The anonymous sources quoted by the newspaper said Johnson had planned to reveal the scheme last week in response to soaring numbers of illegal immigrants being trafficked across the English Channel from mainland Europe.
But they claimed the PM “wobbled” after colleagues feared preparations were incomplete.
“He wanted to go ahead with it but it’s just not ready,” a government source told The Times. “It’s close but there are still a lot of things in the balance.”
Responding to questions about the report, a Home Office spokesperson did not confirm or deny the claims.
"As set out in our New Plan for Immigration, we are committed to working closely with a range of international partners as we continue to fix our broken asylum system," the spokesperson told Sky News.
Several backbench MPs from the ruling Conservative Party have criticised the concept of "off-shoring" the rising number of claimants. David Davis, Andrew Mitchell and Simon Hoare tabled an amendment to the Nationality and Borders Bill currently in Parliament against the practice, but were defeated.
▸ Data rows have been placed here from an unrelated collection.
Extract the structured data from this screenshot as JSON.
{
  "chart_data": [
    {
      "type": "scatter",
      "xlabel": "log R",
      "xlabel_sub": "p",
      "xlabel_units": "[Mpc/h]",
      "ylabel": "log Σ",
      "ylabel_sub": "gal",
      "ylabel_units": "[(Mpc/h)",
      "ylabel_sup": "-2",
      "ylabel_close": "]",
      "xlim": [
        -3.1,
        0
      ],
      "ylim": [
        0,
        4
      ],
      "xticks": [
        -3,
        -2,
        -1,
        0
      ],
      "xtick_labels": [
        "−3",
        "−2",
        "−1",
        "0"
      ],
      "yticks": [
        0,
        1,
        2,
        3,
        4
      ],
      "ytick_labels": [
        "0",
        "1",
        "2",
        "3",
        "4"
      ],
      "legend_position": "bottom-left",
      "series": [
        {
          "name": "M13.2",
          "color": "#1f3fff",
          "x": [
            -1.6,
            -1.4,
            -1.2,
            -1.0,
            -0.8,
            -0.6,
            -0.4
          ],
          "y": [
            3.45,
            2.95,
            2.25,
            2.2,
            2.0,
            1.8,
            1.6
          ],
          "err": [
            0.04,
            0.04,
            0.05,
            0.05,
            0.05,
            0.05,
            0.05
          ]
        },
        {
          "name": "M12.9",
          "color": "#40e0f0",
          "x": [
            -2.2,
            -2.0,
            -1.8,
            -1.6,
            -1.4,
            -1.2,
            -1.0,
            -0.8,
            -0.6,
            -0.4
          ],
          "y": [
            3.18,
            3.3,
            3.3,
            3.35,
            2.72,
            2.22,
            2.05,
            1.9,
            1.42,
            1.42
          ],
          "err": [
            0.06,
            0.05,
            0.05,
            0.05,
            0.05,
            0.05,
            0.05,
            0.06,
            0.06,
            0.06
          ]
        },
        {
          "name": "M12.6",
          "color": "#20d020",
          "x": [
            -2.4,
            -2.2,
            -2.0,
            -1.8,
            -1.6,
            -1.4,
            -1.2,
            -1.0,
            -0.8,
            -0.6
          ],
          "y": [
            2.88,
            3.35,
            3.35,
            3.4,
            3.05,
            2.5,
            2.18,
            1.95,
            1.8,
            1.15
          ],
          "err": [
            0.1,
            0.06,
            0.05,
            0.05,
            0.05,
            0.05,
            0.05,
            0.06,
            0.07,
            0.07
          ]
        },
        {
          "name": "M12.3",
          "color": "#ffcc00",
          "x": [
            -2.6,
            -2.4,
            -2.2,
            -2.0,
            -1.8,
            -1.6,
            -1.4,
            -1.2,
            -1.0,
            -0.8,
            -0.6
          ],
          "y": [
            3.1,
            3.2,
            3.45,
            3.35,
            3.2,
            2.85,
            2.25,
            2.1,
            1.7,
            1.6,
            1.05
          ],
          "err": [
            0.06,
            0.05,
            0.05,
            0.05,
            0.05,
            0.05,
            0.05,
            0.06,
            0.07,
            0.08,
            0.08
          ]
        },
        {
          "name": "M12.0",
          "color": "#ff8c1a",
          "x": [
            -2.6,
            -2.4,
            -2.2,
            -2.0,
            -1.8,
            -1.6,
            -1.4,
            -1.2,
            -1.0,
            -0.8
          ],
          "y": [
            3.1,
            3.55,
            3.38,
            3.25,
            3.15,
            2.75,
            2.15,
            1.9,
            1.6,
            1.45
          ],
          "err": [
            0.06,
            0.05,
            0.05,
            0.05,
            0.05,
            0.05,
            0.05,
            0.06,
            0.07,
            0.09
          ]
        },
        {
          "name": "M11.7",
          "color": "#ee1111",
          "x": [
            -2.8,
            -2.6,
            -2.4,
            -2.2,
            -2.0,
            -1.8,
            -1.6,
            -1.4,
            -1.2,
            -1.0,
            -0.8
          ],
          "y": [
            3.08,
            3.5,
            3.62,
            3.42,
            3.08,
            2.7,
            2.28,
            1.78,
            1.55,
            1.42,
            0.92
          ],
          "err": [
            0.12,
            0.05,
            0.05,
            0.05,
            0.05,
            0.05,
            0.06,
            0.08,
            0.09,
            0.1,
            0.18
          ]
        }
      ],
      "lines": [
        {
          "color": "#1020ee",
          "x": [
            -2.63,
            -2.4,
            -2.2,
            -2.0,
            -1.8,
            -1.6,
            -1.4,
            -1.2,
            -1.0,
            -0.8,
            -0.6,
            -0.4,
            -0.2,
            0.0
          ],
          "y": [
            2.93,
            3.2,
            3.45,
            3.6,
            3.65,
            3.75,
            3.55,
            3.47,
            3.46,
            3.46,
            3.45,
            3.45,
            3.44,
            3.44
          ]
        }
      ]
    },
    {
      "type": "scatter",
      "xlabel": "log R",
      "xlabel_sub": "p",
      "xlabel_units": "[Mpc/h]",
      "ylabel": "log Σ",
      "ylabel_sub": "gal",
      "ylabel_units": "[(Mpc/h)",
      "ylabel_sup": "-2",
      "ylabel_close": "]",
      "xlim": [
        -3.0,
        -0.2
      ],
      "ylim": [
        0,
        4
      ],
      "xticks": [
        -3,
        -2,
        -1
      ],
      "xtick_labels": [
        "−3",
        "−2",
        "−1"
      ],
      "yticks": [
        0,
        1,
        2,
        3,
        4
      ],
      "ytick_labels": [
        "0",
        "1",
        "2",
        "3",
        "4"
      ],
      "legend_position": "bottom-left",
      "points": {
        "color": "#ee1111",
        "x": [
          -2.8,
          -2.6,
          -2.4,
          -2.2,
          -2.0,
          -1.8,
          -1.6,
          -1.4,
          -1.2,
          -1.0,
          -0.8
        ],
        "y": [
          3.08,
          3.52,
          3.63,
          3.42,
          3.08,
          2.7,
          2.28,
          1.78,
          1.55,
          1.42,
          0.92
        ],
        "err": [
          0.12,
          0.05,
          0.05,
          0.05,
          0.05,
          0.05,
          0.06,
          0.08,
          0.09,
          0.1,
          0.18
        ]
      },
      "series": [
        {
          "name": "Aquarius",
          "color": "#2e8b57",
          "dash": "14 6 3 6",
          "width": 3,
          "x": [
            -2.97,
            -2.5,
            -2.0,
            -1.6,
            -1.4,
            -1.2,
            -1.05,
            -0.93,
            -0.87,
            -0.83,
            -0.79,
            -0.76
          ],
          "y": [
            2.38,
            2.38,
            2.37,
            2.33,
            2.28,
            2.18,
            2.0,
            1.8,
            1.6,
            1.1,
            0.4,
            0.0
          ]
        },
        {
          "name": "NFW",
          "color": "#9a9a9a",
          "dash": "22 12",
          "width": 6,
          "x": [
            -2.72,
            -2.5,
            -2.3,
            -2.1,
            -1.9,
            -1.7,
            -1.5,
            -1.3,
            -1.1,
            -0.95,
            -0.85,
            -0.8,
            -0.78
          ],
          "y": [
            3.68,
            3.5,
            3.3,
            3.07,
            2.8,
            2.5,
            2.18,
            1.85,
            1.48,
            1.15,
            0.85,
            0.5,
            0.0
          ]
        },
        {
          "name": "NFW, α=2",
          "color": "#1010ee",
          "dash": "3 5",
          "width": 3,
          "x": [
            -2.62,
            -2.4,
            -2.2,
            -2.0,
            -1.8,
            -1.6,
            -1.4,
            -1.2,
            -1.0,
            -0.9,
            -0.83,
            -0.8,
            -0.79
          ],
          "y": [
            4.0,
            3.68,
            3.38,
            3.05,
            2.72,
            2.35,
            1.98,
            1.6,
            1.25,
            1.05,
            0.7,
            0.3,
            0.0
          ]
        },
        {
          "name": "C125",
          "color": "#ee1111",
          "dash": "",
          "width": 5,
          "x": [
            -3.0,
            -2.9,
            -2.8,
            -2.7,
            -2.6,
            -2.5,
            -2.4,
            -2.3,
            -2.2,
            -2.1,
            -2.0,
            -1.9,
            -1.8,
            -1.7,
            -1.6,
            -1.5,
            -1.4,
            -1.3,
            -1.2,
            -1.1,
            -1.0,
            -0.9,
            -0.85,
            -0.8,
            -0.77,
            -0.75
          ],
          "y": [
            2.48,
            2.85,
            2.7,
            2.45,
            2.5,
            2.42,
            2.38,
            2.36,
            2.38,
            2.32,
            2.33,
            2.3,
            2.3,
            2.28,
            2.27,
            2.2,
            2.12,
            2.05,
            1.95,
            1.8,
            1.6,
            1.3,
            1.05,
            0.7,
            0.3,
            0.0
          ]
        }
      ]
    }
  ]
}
Davis said the move would create "a British Guantanamo Bay" and would be a "moral, economic and practical failure," while Mitchell suggested it would cost more than housing immigrants at London's swanky Ritz hotel.
The report was not the first to claim the UK is planning to imitate Australia's controversial policy of sending asylum-seekers to detention and processing centres in other countries.
Last November, Albanian Foreign Minister Olta Xhacka denied Times journalist Tom Newton-Dunn's claim that her country would play host to some of those claiming asylum in Britain. Newton-Dunn even managed to mis-identify Xhacka as a man.